In the lawsuit, the states argue that Colorado’s law violates the supremacy clause of the Constitution, which states that federal laws takes precedence over state law.
“In passing and enforcing Amendment 64, the State of Colorado has created a dangerous gap in the federal drug control system enacted by the United States Congress,” they write in the suit. “Marijuana flows from this gap into neighboring states, undermining Plaintiff States’ own marijuana bans, draining their treasuries, and placing stress on their criminal justice systems.”
Law enforcement along Colorado’s border have long voiced concerns over the impact that legalization will have for them, as The Post reported in July:
[I]n Scotts Bluff County, Neb., Sheriff Mark Overman says Colorado is exporting trouble to its neighbors. “They’re promoting marijuana tourism,” he said. “The message is: Come to Colorado, smoke the marijuana. Then people bring some home. We don’t go after it — we don’t have anybody sitting on the border — but this Colorado marijuana is very potent, very aromatic, and we often trip over it if somebody’s speeding and we pull them over.”
In a statement, Colorado Attorney General John Suthers vowed to defend the state’s law.
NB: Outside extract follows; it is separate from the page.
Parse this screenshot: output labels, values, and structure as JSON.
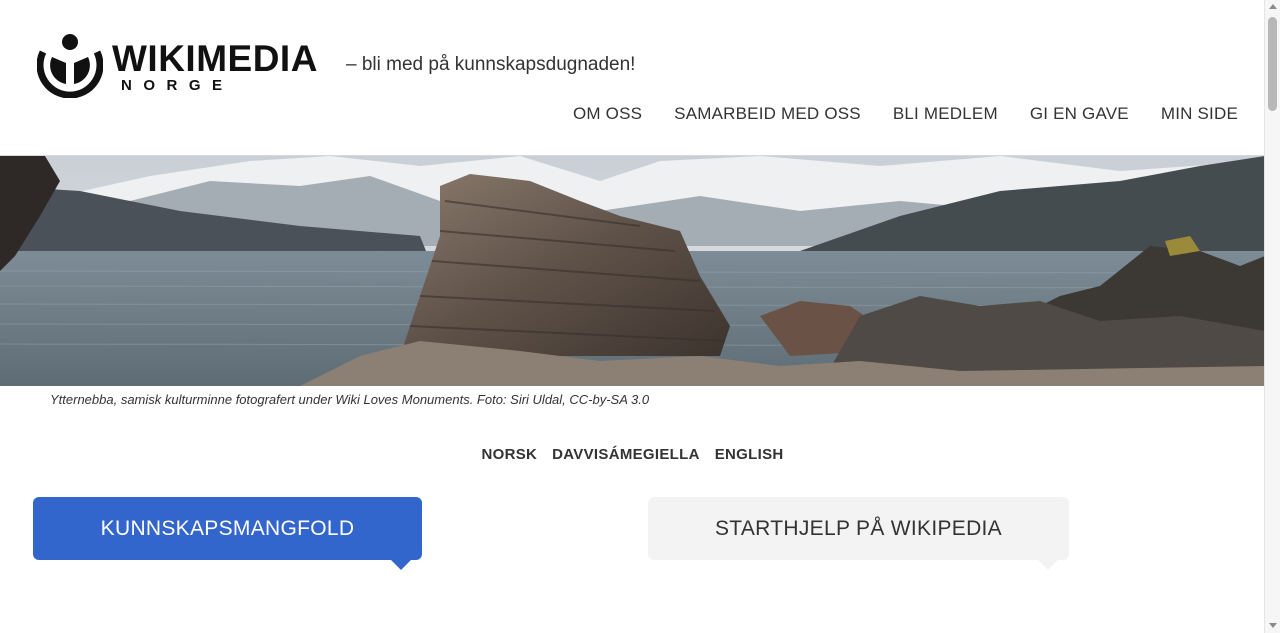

“Because neighboring states have expressed concern about Colorado-grown marijuana coming into their states, we are not entirely surprised by this action,” he said. “However, it appears the plaintiffs’ primary grievance stems from non-enforcement of federal laws regarding marijuana, as opposed to choices made by the voters of Colorado. We believe this suit is without merit and we will vigorously defend against it in the U.S. Supreme Court.”